Dans cet épisode, nous nous penchons sur le triangle dramatique, un modèle psychologique puissant développé par Stephen Karpman dans les années soixante au sein de l’Analyse Transactionnelle. Le modèle met en lumière la manière dont les personnes, lors de conversations et de conflits, adoptent souvent — inconsciemment — des rôles fixes : victime, persécuteur ou sauveur.
Ces trois rôles se renforcent mutuellement et maintiennent la dynamique en place. La victime se sent impuissante, décline toute responsabilité et pointe les autres du doigt. La victime peut même exercer un pouvoir en accusant les autres ou en exigeant de l’aide, occupant ainsi une position particulièrement attrayante. Le persécuteur adopte une attitude accusatrice ou agressive et se positionne selon le principe « je suis ok, tu n’es pas ok ». Et le sauveur semble agir noblement en offrant son aide, mais le fait souvent sans qu’on le lui demande et en étant convaincu que l’autre ne peut pas s’en sortir seul. Ce faisant, il confirme le statut de victime et mine la croissance ainsi que la responsabilité.

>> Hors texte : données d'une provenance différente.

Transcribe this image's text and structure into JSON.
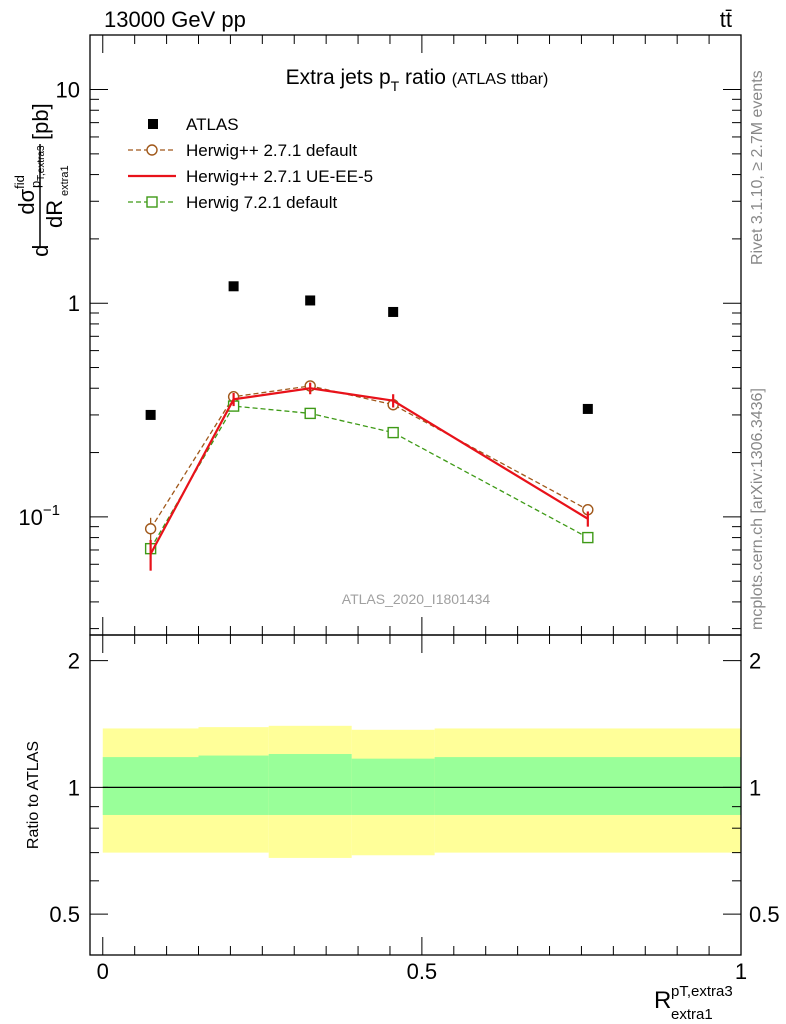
{
  "header": {
    "left": "13000 GeV pp",
    "right": "tt̄"
  },
  "side_labels": {
    "rivet": "Rivet 3.1.10, ≥ 2.7M events",
    "mcplots": "mcplots.cern.ch [arXiv:1306.3436]"
  },
  "watermark": "ATLAS_2020_I1801434",
  "chart_data": [
    {
      "type": "scatter",
      "title": "Extra jets pT ratio",
      "subtitle": "(ATLAS ttbar)",
      "ylabel": "dσ^fid / dR_extra1^(pT,extra3) [pb]",
      "xlabel": "R_extra1^(pT,extra3)",
      "xlim": [
        -0.02,
        1.0
      ],
      "ylim": [
        0.028,
        18
      ],
      "yscale": "log",
      "yticklabels": [
        "10^−1",
        "1",
        "10"
      ],
      "xticklabels": [
        "0",
        "0.5",
        "1"
      ],
      "legend_position": "top-left",
      "series": [
        {
          "name": "ATLAS",
          "style": "data",
          "color": "#000000",
          "x": [
            0.075,
            0.205,
            0.325,
            0.455,
            0.76
          ],
          "y": [
            0.3,
            1.2,
            1.03,
            0.91,
            0.32
          ]
        },
        {
          "name": "Herwig++ 2.7.1 default",
          "style": "dashed-circle",
          "color": "#a0581a",
          "x": [
            0.075,
            0.205,
            0.325,
            0.455,
            0.76
          ],
          "y": [
            0.088,
            0.365,
            0.41,
            0.335,
            0.108
          ],
          "err": [
            0.011,
            0.02,
            0.02,
            0.02,
            0.006
          ]
        },
        {
          "name": "Herwig++ 2.7.1 UE-EE-5",
          "style": "solid",
          "color": "#e8121a",
          "x": [
            0.075,
            0.205,
            0.325,
            0.455,
            0.76
          ],
          "y": [
            0.067,
            0.355,
            0.4,
            0.35,
            0.098
          ],
          "err": [
            0.011,
            0.025,
            0.025,
            0.025,
            0.008
          ]
        },
        {
          "name": "Herwig 7.2.1 default",
          "style": "dashed-square",
          "color": "#3e9a16",
          "x": [
            0.075,
            0.205,
            0.325,
            0.455,
            0.76
          ],
          "y": [
            0.071,
            0.33,
            0.305,
            0.248,
            0.08
          ],
          "err": [
            0.005,
            0.01,
            0.01,
            0.01,
            0.004
          ]
        }
      ]
    },
    {
      "type": "area",
      "ylabel": "Ratio to ATLAS",
      "xlim": [
        -0.02,
        1.0
      ],
      "ylim": [
        0.4,
        2.3
      ],
      "yscale": "log",
      "yticklabels": [
        "0.5",
        "1",
        "2"
      ],
      "reference_line": 1.0,
      "bins": [
        {
          "x0": 0.0,
          "x1": 0.15,
          "inner": [
            0.86,
            1.18
          ],
          "outer": [
            0.7,
            1.38
          ]
        },
        {
          "x0": 0.15,
          "x1": 0.26,
          "inner": [
            0.86,
            1.19
          ],
          "outer": [
            0.7,
            1.39
          ]
        },
        {
          "x0": 0.26,
          "x1": 0.39,
          "inner": [
            0.86,
            1.2
          ],
          "outer": [
            0.68,
            1.4
          ]
        },
        {
          "x0": 0.39,
          "x1": 0.52,
          "inner": [
            0.86,
            1.17
          ],
          "outer": [
            0.69,
            1.37
          ]
        },
        {
          "x0": 0.52,
          "x1": 1.0,
          "inner": [
            0.86,
            1.18
          ],
          "outer": [
            0.7,
            1.38
          ]
        }
      ],
      "band_colors": {
        "inner": "#99ff99",
        "outer": "#ffff99"
      }
    }
  ]
}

La force du modèle réside dans sa reconnaissance immédiate. Tout le monde a déjà vécu des situations où ces trois rôles étaient présents : dans les familles, les équipes, sur le lieu de travail, en politique et dans la société. Pensez au père qui se sent victime parce que le repas n’est pas prêt, à la mère qui réagit en persécuteur en s’emportant, puis qui finit peut-être par se retrouver elle-même dans le rôle de la victime. Ou pensez aux discussions au travail ou dans les médias où des groupes se présentent comme victimes, désignent d’autres comme persécuteurs et cherchent du soutien auprès de sauveurs. Les rôles s’inversent à une vitesse fulgurante, ce qui bloque complètement les discussions et engendre une polarisation.

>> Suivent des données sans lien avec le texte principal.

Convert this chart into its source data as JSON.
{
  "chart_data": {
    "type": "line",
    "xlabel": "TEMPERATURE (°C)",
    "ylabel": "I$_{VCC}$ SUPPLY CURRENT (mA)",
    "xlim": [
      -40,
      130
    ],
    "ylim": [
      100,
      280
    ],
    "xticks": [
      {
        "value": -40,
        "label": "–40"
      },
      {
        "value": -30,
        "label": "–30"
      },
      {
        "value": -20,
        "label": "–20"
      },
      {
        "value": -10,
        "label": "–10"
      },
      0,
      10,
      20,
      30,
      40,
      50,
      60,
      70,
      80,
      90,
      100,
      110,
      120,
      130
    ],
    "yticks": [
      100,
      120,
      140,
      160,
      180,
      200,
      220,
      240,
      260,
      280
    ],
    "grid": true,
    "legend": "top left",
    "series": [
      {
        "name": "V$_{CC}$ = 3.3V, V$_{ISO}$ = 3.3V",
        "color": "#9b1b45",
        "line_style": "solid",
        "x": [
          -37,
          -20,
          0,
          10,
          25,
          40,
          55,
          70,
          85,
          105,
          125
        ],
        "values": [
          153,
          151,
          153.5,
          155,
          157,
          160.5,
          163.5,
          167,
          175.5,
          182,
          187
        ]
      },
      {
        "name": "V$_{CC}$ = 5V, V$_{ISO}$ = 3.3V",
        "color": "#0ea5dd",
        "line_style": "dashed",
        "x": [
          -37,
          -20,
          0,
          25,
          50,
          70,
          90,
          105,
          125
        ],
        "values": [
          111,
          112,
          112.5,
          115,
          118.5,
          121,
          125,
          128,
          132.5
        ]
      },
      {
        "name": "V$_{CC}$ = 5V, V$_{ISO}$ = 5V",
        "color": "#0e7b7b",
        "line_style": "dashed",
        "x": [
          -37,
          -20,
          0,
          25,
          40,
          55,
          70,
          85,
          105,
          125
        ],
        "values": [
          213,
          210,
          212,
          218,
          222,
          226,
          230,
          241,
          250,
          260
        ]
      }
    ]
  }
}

Il est important de noter que Karpman parle de positions psychologiques, et non de victimes ou de persécuteurs factuels. Bien entendu, il existe de véritables victimes et coupables (par exemple lors d’un crime), et des sauveurs factuels sont alors nécessaires, tels que la police ou les services de secours. Mais dans la plupart des interactions quotidiennes, il s’agit de perceptions subjectives : je me sens victime, je vous vois comme un persécuteur, ou j’endosse le rôle de sauveur. Cette compréhension rend le triangle dramatique si utile pour mieux appréhender la communication.
Le podcast approfondit les trois rôles :
- Victime : allant de la plainte dramatique (« pauvre de moi ») à l’impuissance apprise, en passant par la variante accusatrice et colérique. Le grand avantage de ce rôle est que vous n’avez pas à assumer de responsabilité — vous rejetez la faute sur autrui. Le comportement typique consiste à se plaindre, à accuser, à chercher du soutien ou à attendre passivement.
- Persécuteur : quelqu’un qui formule des reproches, condamne ou dénigre. Cela peut être bruyant et agressif, mais aussi subtil et passif-agressif. La conviction ici est : « je suis ok, tu ne l’es pas ».
- Sauveur : intervient pour aider, convaincu que l’autre en est incapable. Souvent bien intentionné, mais la conséquence est que l’autre reste passif et se décharge de sa responsabilité. Nous observons cela sur le lieu de travail, dans l’éducation et dans les débats de société.
Un fil conducteur de l’épisode est la question suivante : comment sortir du triangle dramatique ? La réponse commence par la prise de conscience. Dès que vous vous reconnaissez dans l’un des trois rôles, vous pouvez appuyer sur le bouton pause et vous demander : quelle valeur ou quel besoin est touché chez moi ? En explorant cela, vous assumez la responsabilité de vos propres émotions au lieu de les rejeter sur les autres.
Par ailleurs, il existe d’autres stratégies :
- Face à une victime : ne pas sauver immédiatement, mais poser des questions (« Qu’est-ce qui vous touche précisément ? Quelle étape pouvez-vous franchir vous-même ? »).
- Face à un persécuteur : travailler sur l’empathie et écouter le « pourquoi » derrière le comportement de l’autre.
- Face à un sauveur : tirer le frein à main et vérifier d’abord quelle aide est réellement nécessaire, au lieu de tout prendre en charge automatiquement.